Design and Scaling of an Omega-EP Experiment to Study Cold Streams Feeding Early Galaxies

Galaxies form in the centers of dark matter halos, and grow by accreting gas from the halos. The gas supply to the galaxy is the bottleneck for star formation and ultimately sets its stellar mass and star formation rate. As gas falls from the cosmic web into the halos, the highly supersonic infalling gas (Mach similar to 20 for Milky Way-type halos) eventually forms a shock. If cooling is inefficient, this shock quickly stabilizes as a quasi-static slowly expanding accretion shock at the outer edge of the halo. If, however, cooling is important, a recent theory suggests that filaments of gas from the cosmic web will freefall unshocked through the halos, and shock only at the outskirts of the central galaxies.

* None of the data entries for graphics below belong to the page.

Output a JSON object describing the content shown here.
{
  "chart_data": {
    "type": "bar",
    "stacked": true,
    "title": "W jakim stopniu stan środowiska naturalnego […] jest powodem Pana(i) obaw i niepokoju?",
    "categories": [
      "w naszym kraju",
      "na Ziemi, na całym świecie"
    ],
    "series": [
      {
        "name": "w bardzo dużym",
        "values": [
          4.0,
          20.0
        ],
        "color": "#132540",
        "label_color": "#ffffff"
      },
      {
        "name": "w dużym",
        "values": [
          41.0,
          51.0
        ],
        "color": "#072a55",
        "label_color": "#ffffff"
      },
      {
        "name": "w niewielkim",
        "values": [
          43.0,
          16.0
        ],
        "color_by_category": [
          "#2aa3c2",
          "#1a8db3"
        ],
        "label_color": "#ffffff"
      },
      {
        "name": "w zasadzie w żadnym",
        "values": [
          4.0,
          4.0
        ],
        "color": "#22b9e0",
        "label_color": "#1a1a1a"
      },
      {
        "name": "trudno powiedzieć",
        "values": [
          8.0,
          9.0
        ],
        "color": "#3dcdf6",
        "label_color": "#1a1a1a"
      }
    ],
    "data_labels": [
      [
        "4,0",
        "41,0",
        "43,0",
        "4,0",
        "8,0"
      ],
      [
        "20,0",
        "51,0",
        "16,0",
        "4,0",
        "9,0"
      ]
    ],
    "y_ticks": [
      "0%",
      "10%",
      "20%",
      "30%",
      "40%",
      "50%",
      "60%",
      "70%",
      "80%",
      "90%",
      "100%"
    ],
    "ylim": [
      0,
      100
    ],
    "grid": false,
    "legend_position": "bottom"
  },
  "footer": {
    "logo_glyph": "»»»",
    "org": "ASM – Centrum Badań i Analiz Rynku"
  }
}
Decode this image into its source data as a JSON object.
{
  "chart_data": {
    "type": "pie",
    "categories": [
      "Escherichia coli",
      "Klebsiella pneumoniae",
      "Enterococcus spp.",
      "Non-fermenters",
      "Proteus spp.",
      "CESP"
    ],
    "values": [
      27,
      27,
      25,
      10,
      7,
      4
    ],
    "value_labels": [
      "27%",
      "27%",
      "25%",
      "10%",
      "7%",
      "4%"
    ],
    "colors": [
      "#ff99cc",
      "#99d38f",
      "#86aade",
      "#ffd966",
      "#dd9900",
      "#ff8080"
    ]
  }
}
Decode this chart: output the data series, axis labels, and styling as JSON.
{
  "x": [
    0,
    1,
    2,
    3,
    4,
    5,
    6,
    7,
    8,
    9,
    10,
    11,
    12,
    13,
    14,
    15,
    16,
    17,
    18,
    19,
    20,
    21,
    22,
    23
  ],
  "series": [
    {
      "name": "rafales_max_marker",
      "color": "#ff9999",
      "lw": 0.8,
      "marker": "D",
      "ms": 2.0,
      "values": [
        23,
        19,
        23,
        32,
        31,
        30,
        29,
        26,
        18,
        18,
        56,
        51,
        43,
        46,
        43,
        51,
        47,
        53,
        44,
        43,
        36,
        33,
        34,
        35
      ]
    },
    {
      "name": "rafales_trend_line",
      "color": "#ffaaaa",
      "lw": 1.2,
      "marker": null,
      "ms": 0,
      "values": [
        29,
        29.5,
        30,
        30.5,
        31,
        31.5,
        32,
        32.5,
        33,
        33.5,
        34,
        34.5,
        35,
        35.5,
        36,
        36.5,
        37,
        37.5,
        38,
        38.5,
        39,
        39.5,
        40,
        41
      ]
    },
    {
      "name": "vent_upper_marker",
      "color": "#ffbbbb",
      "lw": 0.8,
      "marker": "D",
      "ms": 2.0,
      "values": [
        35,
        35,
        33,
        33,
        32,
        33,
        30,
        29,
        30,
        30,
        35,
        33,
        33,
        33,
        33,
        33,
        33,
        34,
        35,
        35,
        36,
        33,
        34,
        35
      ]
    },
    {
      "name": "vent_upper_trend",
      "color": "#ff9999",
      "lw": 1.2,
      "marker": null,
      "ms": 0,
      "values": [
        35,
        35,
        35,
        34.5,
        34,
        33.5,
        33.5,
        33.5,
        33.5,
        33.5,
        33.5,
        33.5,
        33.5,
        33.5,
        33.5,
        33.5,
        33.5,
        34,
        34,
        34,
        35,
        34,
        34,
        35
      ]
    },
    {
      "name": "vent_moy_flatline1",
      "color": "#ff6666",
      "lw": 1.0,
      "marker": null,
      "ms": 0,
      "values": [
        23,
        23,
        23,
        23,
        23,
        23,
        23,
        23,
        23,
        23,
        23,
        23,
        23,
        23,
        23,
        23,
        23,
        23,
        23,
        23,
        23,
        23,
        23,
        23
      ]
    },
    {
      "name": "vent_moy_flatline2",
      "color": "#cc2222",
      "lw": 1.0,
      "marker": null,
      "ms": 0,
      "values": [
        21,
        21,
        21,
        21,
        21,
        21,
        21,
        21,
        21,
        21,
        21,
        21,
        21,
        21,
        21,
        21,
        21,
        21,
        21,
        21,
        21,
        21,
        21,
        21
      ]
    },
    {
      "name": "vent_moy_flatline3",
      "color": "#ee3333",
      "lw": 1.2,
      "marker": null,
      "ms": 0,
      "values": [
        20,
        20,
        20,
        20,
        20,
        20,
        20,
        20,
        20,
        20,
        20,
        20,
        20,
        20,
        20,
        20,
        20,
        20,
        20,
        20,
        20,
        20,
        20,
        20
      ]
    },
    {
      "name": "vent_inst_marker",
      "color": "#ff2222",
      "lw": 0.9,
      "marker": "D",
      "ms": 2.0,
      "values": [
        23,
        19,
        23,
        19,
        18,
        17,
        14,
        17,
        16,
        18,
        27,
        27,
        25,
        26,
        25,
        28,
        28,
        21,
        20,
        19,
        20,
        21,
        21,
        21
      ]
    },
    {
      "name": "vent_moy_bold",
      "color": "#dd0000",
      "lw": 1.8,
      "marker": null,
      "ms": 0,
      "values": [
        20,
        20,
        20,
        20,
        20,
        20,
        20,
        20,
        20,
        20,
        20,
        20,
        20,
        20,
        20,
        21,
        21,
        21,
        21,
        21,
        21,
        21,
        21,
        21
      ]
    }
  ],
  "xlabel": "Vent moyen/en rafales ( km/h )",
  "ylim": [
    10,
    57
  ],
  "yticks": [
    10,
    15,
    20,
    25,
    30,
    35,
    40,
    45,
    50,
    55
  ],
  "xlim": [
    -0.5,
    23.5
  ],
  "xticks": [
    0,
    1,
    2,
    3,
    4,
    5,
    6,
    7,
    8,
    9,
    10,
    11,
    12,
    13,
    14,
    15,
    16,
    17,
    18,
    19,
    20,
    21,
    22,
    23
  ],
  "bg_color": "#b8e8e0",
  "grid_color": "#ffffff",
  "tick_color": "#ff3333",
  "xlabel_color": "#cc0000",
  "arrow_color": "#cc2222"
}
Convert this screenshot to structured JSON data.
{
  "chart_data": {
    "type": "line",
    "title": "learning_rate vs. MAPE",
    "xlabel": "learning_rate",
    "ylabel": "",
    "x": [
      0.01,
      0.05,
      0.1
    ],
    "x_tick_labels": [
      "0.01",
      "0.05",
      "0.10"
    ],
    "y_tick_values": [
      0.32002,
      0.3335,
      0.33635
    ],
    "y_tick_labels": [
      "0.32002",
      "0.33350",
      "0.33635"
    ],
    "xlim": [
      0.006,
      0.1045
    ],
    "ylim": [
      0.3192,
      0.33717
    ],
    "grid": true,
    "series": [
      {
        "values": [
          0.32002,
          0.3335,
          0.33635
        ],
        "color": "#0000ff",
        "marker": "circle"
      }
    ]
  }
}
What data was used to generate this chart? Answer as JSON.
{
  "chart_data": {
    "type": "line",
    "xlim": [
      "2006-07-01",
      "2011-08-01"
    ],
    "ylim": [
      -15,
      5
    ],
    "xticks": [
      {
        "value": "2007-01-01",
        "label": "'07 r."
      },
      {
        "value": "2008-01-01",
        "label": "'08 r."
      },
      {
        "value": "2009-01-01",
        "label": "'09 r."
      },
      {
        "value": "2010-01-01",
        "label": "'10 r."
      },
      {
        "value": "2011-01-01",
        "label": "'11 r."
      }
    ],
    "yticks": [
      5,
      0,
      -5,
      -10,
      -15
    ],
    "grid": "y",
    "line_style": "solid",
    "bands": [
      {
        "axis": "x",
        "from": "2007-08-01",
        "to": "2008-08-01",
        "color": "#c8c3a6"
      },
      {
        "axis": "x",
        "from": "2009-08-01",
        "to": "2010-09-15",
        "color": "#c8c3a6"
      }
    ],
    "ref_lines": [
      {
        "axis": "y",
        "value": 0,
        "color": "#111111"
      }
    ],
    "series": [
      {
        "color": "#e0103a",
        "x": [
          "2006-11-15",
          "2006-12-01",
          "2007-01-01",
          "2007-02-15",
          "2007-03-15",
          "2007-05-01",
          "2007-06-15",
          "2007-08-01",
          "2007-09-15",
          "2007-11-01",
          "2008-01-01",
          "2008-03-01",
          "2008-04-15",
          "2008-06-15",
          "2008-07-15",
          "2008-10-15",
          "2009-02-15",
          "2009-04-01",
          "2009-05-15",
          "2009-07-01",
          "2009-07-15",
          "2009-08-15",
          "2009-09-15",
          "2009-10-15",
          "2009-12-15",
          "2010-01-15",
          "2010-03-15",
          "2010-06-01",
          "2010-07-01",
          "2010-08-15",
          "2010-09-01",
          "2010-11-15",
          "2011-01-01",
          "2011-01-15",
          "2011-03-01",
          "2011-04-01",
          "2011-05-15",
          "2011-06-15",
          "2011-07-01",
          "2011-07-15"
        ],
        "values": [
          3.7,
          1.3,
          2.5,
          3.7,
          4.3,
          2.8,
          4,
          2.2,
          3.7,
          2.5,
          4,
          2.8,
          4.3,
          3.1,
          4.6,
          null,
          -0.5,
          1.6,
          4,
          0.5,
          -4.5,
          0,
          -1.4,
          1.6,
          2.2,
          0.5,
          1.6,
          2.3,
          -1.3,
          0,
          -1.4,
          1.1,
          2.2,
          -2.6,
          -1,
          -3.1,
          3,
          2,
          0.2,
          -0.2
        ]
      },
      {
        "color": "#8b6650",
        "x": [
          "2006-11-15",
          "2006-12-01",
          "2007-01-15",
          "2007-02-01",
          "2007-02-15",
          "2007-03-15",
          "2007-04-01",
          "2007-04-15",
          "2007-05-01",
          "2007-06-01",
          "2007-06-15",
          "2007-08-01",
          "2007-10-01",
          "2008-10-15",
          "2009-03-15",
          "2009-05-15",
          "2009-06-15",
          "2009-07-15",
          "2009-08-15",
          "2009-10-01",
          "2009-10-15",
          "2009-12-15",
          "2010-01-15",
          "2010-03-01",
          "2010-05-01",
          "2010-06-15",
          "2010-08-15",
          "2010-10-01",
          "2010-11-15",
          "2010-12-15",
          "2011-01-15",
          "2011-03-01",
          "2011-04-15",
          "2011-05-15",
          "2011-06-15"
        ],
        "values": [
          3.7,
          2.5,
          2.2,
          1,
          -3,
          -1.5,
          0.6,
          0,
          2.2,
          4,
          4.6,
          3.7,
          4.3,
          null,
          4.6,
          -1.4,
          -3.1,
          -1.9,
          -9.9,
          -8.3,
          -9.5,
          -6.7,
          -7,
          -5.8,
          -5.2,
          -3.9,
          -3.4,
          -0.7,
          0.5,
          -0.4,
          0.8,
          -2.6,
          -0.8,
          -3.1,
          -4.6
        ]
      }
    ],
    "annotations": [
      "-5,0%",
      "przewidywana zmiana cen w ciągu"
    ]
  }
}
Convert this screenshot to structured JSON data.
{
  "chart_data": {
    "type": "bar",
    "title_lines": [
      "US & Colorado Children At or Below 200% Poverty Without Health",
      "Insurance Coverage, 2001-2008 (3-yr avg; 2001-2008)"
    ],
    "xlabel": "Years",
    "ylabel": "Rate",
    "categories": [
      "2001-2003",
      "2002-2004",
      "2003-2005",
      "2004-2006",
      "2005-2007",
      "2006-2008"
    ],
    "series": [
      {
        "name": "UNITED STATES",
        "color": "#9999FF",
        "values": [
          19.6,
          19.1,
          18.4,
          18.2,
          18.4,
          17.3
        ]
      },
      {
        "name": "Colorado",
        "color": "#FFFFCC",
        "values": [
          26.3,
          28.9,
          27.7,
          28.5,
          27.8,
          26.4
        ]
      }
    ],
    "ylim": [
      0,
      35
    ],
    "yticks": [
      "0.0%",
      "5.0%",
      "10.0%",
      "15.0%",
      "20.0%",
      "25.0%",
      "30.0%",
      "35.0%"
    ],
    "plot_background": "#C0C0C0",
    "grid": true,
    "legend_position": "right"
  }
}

These "cold streams" allow for a steady supply of gas into the galaxies and for more efficient star formation. The cold dense filament flowing into a hot less dense environment is potentially Kelvin-Helmholtz unstable. This instability may hinder the ability of the stream to deliver gas deeply enough into the halo. A design of a well-scaled laser experiment on Omega-EP meant for studying this phenomena is presented in the current work, with relevant theory informed by 2D hydrodynamic simulations of the experiment. We establish the hydrodynamic scaling analysis between the cosmological system and its experimental analog, presenting the experiment as an adiabatic upper limit to informing the role of mixing due to the Kelvin-Helmholtz instability.